The STP Format is a run-length encoded VGA image format. Its name is an abbreviation of the word "stamp", which describes its intended use in drawing over an existing background with transparency. STP images are generally smaller than the full screen resolution, and it is the responsibility of the game engine to determine the on-screen coordinates at which an STP is to be drawn.

Related STP images are sometimes packed together in a simple archive that uses the ROL Format.

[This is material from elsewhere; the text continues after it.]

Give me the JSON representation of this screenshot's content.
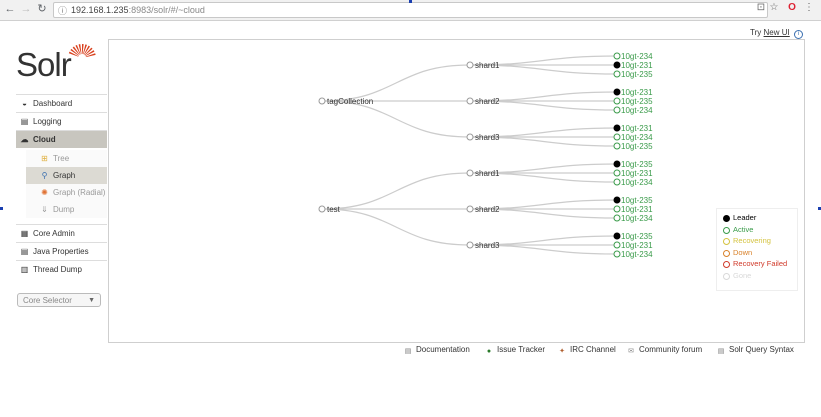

The file starts with a header of either four or five 16-bit words, depending on the version of the STP format being used. (J.R.R. Tolkien's Riders of Rohan uses Version 1, while Nomad uses Version 2.)

Data type Description
UINT16LE unknown STP Version 1 only. This 16-bit word is written with the value 1 in Version 1 STP files. It is absent in Version 2 files.
UINT16LE width Width of the image in pixels
UINT16LE height Height of the image in pixels
INT16LE hotspotX Horizontal hotspot point, in pixels (i.e. X position within the image that appears at the coordinates at which the image is drawn by the game engine)
INT16LE hotspotY Vertical hotspot point, in pixels (i.e. Y position within the image that appears at the coordinates at which the image is drawn by the game engine)

Example of hotspot X,Y offsets: if the game engine is preparing to draw a stamp at 100,100 and the .STP data contains 02 00 03 00 in the bytes comprising the hotspot fields, then the stamp will actually be drawn with the upper left corner at 98,97.

Note that negative hotspot values appear to be allowed, at least by Riders of Rohan.


The STP raster image data starts at offset 0A for Version 1 files, and offset 08 for Version 2 files. Each chunk of data in the file starts with a runlength byte, which describes that chunk as being one of three types:

  • Transparency: Marked by bit 7 being set (bitmask 80h). In the game engine, this simply advances the pointer in the output buffer by the number of bytes specified in the lower seven bits of this RLE byte (bitmask 7Fh). For example, B8h will advance the output pointer by 38h bytes. The effect of this is that the existing content of the output buffer will persist, making this run of pixels transparent.
  • Repeat byte from input: Marked by bit 7 being clear and bit 6 being set. This loads the next byte from the input buffer, and repeats it to the output buffer the number of times specified in the lower six bits of this RLE byte (bitmask & 3Fh).
  • Direct byte sequence copy from input: Marked by both bits 7 and 6 being clear. This copies the next n bytes, in sequence, from the input, where n is the value of this RLE byte.